Annual Report 2015DEEN

FROM DEEP-FRYING FAT

to Biodiesel

Alkoxides act as catalysts that help to convert natural oils and fats into biodiesel. Evonik’s specialty products make it possible to use highly sustainable raw materials more extensively.

They’re greasy and not very healthy, really—but hardly anyone can resist a portion of crispy French fries. What many people don’t know is that the deep-frying fat they’re made in can be reused in a productive way. However, this fact might soon become common knowledge, because such grease is a perfect raw material for the large-scale production of environmentally and climate-friendly biofuels for automobiles. Biodiesel made from old cooking oils and other waste products produces 80 percent lower emissions of the greenhouse gas carbon dioxide than does diesel from fossil sources. Moreover, the supply of old cooking oils seems virtually inexhaustible. For example, Germany’s restaurants alone produce around 200,000 tons of used grease per year and private households offer similar potential.

Although most biofuels today are based on renewable raw materials such as rapeseed or soybean, the use of waste-based biodiesel has expanded rapidly over the last few years. For example, the share of biodiesel raw materials accounted for by used cooking oils and other waste has nearly doubled since 2011.

As a world market leader, we contribute to the conservation of resources with our alkoxides.Henrik Hellmanns

Head of the Alkoxides Product Line

The European Union is also supporting the use of biofuels made from waste products because, unlike raw materials that are especially cultivated for fuel applications, such products do not take up fields that could otherwise be used to grow food crops. Moreover, the recyclability of such waste products means their use can significantly reduce greenhouse gas emissions. The importance of waste-based biofuels continues to grow even in Brazil and the USA, both of which produce large amounts of soybean.
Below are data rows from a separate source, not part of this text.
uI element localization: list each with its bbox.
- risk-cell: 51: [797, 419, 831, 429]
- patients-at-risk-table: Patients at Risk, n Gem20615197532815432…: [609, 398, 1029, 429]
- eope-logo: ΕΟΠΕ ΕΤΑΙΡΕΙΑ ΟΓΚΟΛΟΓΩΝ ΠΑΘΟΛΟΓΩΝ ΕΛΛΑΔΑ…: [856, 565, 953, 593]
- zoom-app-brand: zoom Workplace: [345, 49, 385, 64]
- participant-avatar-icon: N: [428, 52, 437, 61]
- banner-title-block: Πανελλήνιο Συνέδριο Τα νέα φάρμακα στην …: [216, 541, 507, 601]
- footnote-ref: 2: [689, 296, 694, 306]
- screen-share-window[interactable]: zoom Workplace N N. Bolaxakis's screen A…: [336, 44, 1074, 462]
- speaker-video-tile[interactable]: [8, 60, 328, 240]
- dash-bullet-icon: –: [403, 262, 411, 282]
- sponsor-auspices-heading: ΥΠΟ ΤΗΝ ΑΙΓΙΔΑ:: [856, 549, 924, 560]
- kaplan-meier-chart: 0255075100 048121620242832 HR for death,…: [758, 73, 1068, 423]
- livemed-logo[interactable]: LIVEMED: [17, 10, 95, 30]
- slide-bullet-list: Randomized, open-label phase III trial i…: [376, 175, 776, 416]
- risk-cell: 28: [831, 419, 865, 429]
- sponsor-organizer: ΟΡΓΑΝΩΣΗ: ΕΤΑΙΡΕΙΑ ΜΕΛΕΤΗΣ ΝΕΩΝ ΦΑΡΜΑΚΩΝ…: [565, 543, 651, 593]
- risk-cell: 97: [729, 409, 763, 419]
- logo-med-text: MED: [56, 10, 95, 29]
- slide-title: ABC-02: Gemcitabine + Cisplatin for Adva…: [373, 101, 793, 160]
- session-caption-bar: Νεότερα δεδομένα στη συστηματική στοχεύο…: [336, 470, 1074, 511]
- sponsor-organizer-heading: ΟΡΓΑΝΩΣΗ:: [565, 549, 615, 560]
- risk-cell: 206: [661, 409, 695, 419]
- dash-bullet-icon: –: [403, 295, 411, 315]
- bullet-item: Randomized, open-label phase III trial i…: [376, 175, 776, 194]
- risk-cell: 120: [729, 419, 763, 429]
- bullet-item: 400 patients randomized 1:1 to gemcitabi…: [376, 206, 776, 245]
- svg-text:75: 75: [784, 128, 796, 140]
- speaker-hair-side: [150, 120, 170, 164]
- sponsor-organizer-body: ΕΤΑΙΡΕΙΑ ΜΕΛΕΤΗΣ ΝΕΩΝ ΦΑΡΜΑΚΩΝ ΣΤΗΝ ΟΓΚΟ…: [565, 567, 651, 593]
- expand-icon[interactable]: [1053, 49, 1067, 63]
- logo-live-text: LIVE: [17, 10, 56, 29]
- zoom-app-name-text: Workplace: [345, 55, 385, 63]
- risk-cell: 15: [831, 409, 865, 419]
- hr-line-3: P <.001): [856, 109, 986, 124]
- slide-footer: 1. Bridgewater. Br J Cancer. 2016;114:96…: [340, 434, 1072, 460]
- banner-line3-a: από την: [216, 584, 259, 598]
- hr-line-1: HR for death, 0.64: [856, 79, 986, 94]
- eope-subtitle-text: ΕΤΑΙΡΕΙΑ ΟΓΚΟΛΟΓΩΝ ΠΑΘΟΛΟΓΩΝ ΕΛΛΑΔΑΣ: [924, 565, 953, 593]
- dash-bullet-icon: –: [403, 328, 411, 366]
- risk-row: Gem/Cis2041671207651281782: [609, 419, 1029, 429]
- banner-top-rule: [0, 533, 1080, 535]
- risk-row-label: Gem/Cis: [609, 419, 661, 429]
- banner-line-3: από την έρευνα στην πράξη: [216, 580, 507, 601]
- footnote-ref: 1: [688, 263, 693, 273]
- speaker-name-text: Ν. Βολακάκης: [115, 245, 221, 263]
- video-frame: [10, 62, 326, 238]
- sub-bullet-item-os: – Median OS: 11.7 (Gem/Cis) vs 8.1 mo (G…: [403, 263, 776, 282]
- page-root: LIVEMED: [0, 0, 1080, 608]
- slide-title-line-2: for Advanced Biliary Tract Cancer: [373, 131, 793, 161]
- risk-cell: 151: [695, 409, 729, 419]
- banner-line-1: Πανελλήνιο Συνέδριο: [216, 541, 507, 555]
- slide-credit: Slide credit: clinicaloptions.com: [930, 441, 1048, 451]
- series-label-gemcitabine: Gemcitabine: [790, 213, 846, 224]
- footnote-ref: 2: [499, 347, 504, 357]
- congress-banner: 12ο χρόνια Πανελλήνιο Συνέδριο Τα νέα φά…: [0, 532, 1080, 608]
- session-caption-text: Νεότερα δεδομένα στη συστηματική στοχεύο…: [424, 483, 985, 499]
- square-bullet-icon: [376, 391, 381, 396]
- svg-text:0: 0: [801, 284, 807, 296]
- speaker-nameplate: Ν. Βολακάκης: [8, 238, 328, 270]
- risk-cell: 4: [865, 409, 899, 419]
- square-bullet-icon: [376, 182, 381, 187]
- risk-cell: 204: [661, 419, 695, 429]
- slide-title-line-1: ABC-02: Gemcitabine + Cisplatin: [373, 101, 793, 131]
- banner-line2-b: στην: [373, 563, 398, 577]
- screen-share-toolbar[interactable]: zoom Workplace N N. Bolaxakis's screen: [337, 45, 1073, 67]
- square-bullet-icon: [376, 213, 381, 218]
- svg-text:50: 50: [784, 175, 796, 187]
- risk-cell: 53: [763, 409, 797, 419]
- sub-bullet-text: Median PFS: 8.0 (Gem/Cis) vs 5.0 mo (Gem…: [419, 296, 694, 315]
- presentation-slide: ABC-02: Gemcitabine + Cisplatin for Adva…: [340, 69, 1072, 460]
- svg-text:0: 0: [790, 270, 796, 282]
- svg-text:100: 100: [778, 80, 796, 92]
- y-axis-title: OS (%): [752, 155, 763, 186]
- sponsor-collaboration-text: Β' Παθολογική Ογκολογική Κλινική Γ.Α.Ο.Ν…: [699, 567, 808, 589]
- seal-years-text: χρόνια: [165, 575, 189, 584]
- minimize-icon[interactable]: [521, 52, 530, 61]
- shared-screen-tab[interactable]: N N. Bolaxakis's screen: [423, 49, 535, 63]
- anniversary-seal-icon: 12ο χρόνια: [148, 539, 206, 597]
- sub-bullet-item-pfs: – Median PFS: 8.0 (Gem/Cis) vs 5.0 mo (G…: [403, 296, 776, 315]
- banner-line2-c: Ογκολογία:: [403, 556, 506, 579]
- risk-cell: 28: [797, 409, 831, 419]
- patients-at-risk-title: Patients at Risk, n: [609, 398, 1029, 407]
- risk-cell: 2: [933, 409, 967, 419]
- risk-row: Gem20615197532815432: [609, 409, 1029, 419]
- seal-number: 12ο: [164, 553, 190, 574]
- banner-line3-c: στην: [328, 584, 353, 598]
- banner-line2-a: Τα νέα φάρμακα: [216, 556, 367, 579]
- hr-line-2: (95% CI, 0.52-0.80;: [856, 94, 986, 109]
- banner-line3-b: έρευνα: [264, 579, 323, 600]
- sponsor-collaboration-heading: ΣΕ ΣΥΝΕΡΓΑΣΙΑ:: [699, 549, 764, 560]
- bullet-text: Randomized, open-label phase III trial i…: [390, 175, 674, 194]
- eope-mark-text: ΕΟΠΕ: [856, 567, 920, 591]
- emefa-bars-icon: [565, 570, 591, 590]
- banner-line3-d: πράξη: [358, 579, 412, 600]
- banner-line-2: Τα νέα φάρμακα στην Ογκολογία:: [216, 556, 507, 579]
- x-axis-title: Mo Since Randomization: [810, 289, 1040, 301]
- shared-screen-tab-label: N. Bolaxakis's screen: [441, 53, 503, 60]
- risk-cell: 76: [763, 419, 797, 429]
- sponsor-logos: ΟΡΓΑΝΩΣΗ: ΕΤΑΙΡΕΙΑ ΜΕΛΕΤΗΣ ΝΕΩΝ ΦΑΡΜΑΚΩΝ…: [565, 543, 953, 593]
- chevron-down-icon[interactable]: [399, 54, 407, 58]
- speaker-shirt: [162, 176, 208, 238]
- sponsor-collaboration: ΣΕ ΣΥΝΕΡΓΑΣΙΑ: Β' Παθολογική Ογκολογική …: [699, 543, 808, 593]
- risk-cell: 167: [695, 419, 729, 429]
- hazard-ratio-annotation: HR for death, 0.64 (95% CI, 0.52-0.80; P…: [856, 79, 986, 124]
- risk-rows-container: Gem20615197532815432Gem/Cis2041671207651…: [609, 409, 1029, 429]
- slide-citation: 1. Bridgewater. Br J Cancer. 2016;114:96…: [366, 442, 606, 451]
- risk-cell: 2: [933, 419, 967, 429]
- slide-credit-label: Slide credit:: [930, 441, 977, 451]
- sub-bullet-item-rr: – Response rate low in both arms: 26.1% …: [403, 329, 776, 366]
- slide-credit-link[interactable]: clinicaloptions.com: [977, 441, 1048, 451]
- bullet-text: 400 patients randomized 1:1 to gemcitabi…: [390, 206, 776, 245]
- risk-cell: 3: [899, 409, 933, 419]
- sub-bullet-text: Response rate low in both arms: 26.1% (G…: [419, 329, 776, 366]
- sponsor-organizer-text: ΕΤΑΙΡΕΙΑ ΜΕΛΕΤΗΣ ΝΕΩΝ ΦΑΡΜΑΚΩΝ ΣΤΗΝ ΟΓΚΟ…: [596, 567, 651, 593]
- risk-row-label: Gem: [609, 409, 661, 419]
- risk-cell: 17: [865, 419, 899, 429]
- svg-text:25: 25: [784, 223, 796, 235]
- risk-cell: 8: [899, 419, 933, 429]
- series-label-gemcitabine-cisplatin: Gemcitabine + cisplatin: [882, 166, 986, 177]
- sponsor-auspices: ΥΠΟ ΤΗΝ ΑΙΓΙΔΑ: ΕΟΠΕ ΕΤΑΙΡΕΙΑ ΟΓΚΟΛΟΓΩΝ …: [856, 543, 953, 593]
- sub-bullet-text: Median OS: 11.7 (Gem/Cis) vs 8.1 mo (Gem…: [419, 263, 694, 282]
Companies around the world that produce biodiesel use alkoxides from Evonik Industries. Here, sodium methylate and potassium methylate serve as catalysts for the transesterification of vegetable oils and animal fats that is needed to produce biodiesel.

Sodium methylate is the most extensively used catalyst worldwide and has been successfully supporting the production of biodiesel from renewable raw materials for many years now. Potassium methylate is the catalyst of choice for the production of biodiesel from used cooking oils. That’s because such oils contain a high share of free fatty acids that form a soap residue, which makes the manufacturing process more difficult. However, the use of potassium methylate leads to the formation of potassium soaps, which are easier to manage. The production process with potassium methylate is therefore more robust, yields are higher, and the quality of the resulting biodiesel is better.

Potassium methylate might actually be on the verge of a spectacular career, as a study has shown that many other types of waste materials could be used to produce biofuels. If all such waste in the European Union were to be converted into biofuels, the resulting volume would cover around 16 percent of the entire fuel requirement in the EU by 2030. This would also make it possible to lower fossil fuel consumption by up to 37 million tons per year—which would be a real treat for the environment as well.

Evonik supplies its high-performance alkoxides to numerous growth markets. The products are utilized in the pharmaceutical industry, for example, in order to synthesize active ingredients. They can also be found in health care products such as Omega-3 and Omega-6 fish oil capsules.